Getting through the day, one cup at a time.

December 11 & 12

on December 12, 2012

Photo challenge (December 11): green

IMG_8869IMG_8786Ally sewed this green stocking with a real needle and thread by herself. I threaded the needle and tied it to the stocking but she did every stitch AND she didn’t stab herself. Win.

Here’s the ‘daily craft’ that we did for yesterday’s post (which I didn’t post until today):

I found this lovely candy plate on Pinterest and followed the link to here. Remember, arrange mints, 350F, 8-10 minutes.


I’ve always wanted to make a “Nailed It” picture. Winner.

Photo challenge (December 12): beautiful sight

I’m cheating a bit here (nothing new) but I really wanted to show you what I did this morning!
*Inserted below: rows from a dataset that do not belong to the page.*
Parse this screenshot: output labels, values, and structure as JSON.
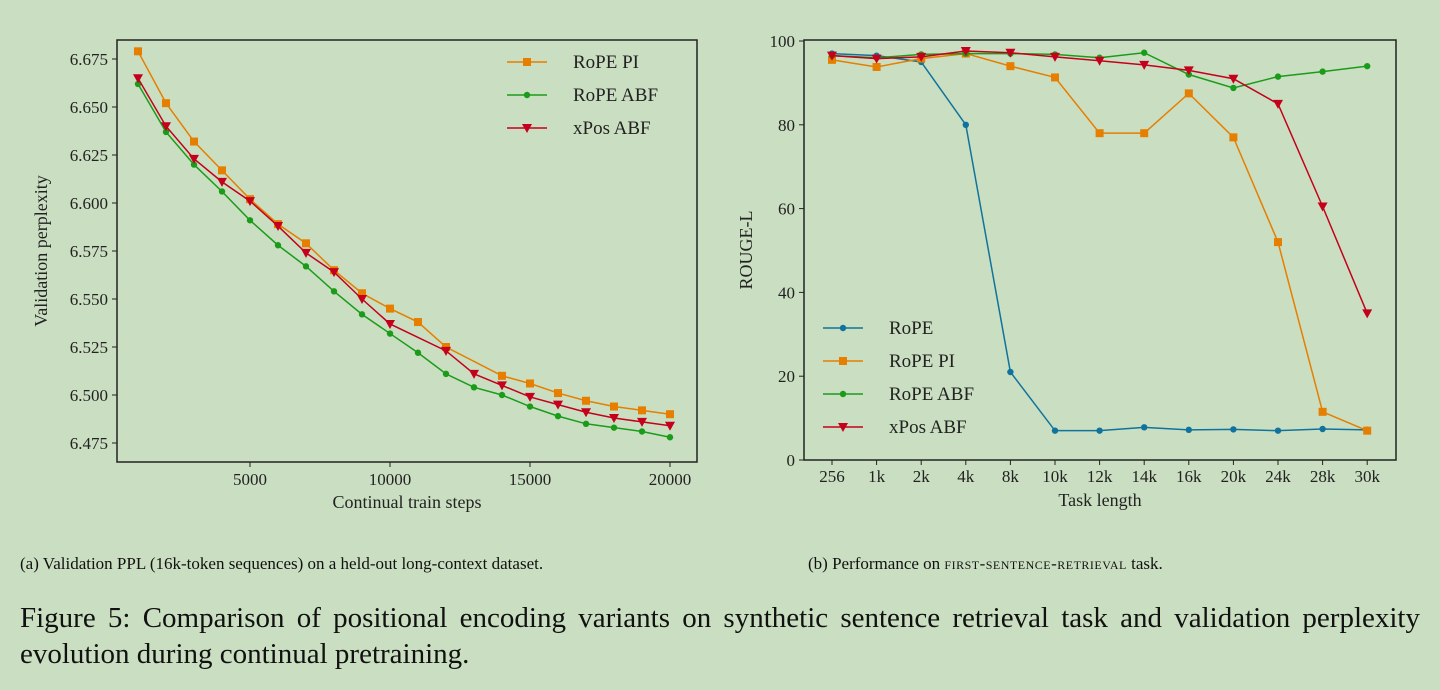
{
  "colors": {
    "background": "#cadfc1",
    "RoPE": "#10739e",
    "RoPE PI": "#e67e00",
    "RoPE ABF": "#1a9c1a",
    "xPos ABF": "#c4001c"
  },
  "chart_data": [
    {
      "type": "line",
      "title": "",
      "xlabel": "Continual train steps",
      "ylabel": "Validation perplexity",
      "xlim": [
        0,
        20500
      ],
      "ylim": [
        6.465,
        6.685
      ],
      "xticks": [
        5000,
        10000,
        15000,
        20000
      ],
      "xtick_labels": [
        "5000",
        "10000",
        "15000",
        "20000"
      ],
      "yticks": [
        6.475,
        6.5,
        6.525,
        6.55,
        6.575,
        6.6,
        6.625,
        6.65,
        6.675
      ],
      "ytick_labels": [
        "6.475",
        "6.500",
        "6.525",
        "6.550",
        "6.575",
        "6.600",
        "6.625",
        "6.650",
        "6.675"
      ],
      "legend_position": "top-right",
      "grid": false,
      "series": [
        {
          "name": "RoPE PI",
          "marker": "square",
          "x": [
            1000,
            2000,
            3000,
            4000,
            5000,
            6000,
            7000,
            8000,
            9000,
            10000,
            11000,
            12000,
            14000,
            15000,
            16000,
            17000,
            18000,
            19000,
            20000
          ],
          "y": [
            6.679,
            6.652,
            6.632,
            6.617,
            6.602,
            6.589,
            6.579,
            6.565,
            6.553,
            6.545,
            6.538,
            6.525,
            6.51,
            6.506,
            6.501,
            6.497,
            6.494,
            6.492,
            6.49
          ]
        },
        {
          "name": "RoPE ABF",
          "marker": "dot",
          "x": [
            1000,
            2000,
            3000,
            4000,
            5000,
            6000,
            7000,
            8000,
            9000,
            10000,
            11000,
            12000,
            13000,
            14000,
            15000,
            16000,
            17000,
            18000,
            19000,
            20000
          ],
          "y": [
            6.662,
            6.637,
            6.62,
            6.606,
            6.591,
            6.578,
            6.567,
            6.554,
            6.542,
            6.532,
            6.522,
            6.511,
            6.504,
            6.5,
            6.494,
            6.489,
            6.485,
            6.483,
            6.481,
            6.478
          ]
        },
        {
          "name": "xPos ABF",
          "marker": "triangle-down",
          "x": [
            1000,
            2000,
            3000,
            4000,
            5000,
            6000,
            7000,
            8000,
            9000,
            10000,
            12000,
            13000,
            14000,
            15000,
            16000,
            17000,
            18000,
            19000,
            20000
          ],
          "y": [
            6.665,
            6.64,
            6.623,
            6.611,
            6.601,
            6.588,
            6.574,
            6.564,
            6.55,
            6.537,
            6.523,
            6.511,
            6.505,
            6.499,
            6.495,
            6.491,
            6.488,
            6.486,
            6.484
          ]
        }
      ]
    },
    {
      "type": "line",
      "title": "",
      "xlabel": "Task length",
      "ylabel": "ROUGE-L",
      "categories": [
        "256",
        "1k",
        "2k",
        "4k",
        "8k",
        "10k",
        "12k",
        "14k",
        "16k",
        "20k",
        "24k",
        "28k",
        "30k"
      ],
      "ylim": [
        0,
        100
      ],
      "yticks": [
        0,
        20,
        40,
        60,
        80,
        100
      ],
      "ytick_labels": [
        "0",
        "20",
        "40",
        "60",
        "80",
        "100"
      ],
      "legend_position": "lower-left",
      "grid": false,
      "series": [
        {
          "name": "RoPE",
          "marker": "dot",
          "values": [
            97,
            96.5,
            95,
            80,
            21,
            7,
            7,
            7.8,
            7.2,
            7.3,
            7,
            7.4,
            7.2
          ]
        },
        {
          "name": "RoPE PI",
          "marker": "square",
          "values": [
            95.5,
            93.8,
            95.8,
            97,
            94,
            91.3,
            78,
            78,
            87.5,
            77,
            52,
            11.5,
            7
          ]
        },
        {
          "name": "RoPE ABF",
          "marker": "dot",
          "values": [
            96.5,
            96,
            96.8,
            97,
            97,
            96.8,
            96,
            97.2,
            92,
            88.8,
            91.5,
            92.7,
            94
          ]
        },
        {
          "name": "xPos ABF",
          "marker": "triangle-down",
          "values": [
            96.5,
            95.8,
            96.2,
            97.6,
            97.2,
            96.2,
            95.3,
            94.3,
            93,
            91,
            85,
            60.5,
            35
          ]
        }
      ]
    }
  ],
  "captions": {
    "a": "(a) Validation PPL (16k-token sequences) on a held-out long-context dataset.",
    "b_prefix": "(b) Performance on ",
    "b_task": "first-sentence-retrieval",
    "b_suffix": " task.",
    "figure": "Figure 5:  Comparison of positional encoding variants on synthetic sentence retrieval task and validation perplexity evolution during continual pretraining."
  }
}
When we woke up this morning we discovered that Edie had chewed the legs off of Ally’s favourite dollhouse doll. My usual approach to toys that we aren’t ready to get rid of is to trim off the sharp bits and then wrap the limb in electrical tape. We have several amputee toys, but this was the first one that lost *both* feet. I got super creative.


And it counts as a Christmas photo because of the red ribbon and jingle bell, right?

IMG_8881IMG_8882After I wrapped her feet in electrical tape, I cut a small square of blue felt so that she could have a blanket for her wheelchair should she choose to use it.

The kids love it and are currently struggling to take turns playing with it. I don’t expect it will last, they are rather destructive, but while it is around this little doll will have the coolest wheelchair that I have ever made.

13 days until Christmas!


12 responses to “December 11 & 12

  1. pamasaurus says:

    That wheelchair is amazing! You’re awesome, haha.

    So, what went wrong with the plate? I’ve been wanting to try that, so any tips will be very helpful!

    • I think my first mistake may have been using wax paper instead of parchment paper. The wax paper stuck terribly to the bottom after it was done. Then, perhaps a round baking pan of some form (like a pie pan) would help to keep it round instead of oblong. Also, I tried to put it in the freezer after to see if the wax paper would loosen it’s hold and I think that’s what made it snap in half. So…round pan, parchment paper, and more mints so it is thicker in the end. 😀

  2. Kerry says:

    OMGoodness, that wheelchair is phenomenal… I never would have thought of it!! Way to go! That candy circle is pretty amazing, too! 😀

      • myhonestself says:

        For me it is so much more than how you were being creative & cheap! *And I say cheap with utmost respect because any way to extend the life of a toy means not having to buy a new one and that I respect*

        For me it is more than this. I study (and live and breath!!) working with people with disabilities. I’ve been involved in so many initiatives and worked with many organizations to try to remove the discrimination and increase awareness for people with disabilities – mental, developmental, phsyical, etc. It is so difficult to teach people about the value of individuals who face barriers we (able bodied individuals) could hardly imagine being faced with on a daily basis. What I’ve found is that the most open, welcoming, and accepting group is children. That is where the education needs to begin. You might have just found a way to continue using a broken toy but you’ve also begun making it appear acceptable to be in a wheelchair – you teaching these values to your kids at an early age makes me so happy!!!!

        • Thanks! That is my secret motivation behind it. I became friends with a young man in highschool who used a wheelchair as his main mode of transportation, and to be honest it took me quite a while to learn that it wasn’t anything to be treated differently (or to, alternatively, be treated like it was EXTREMELY normal) it just was. Ally’s Barbie was the first toy to lose a limb (her arm below the elbow) and it reminded me of a woman I worked with years back who was born missing her arm below the elbow. I wrapped it up and told the kids that Barbie had an accident, but she was still just a capable as people who had two arms. Then I explained that some people have accidents or are born without two arms and that they are still able to do everything that we can do. I want my children to learn acceptance beyond actively thinking about being accepting. My acceptance is active. I think, consciously, about treating everyone equally. I want my kids to have it be a constant, passive thought. Something that they don’t ever have to work on. Like breathing.

          • myhonestself says:

            That is beautiful!! Makes me feel all warm & fuzzy on the inside! My hat is off to you! The key really is in modelling these type of behaviours. It might just be a broken Barbie but what kids are exposed to during the first few lives so greatly impacts their internal beliefs, morals, values – all things that make us, us! I love what your doing for them right from the get go!

  3. Kim says:

    I think I love the Pinterest “fails” more than I do the successes! Bravo!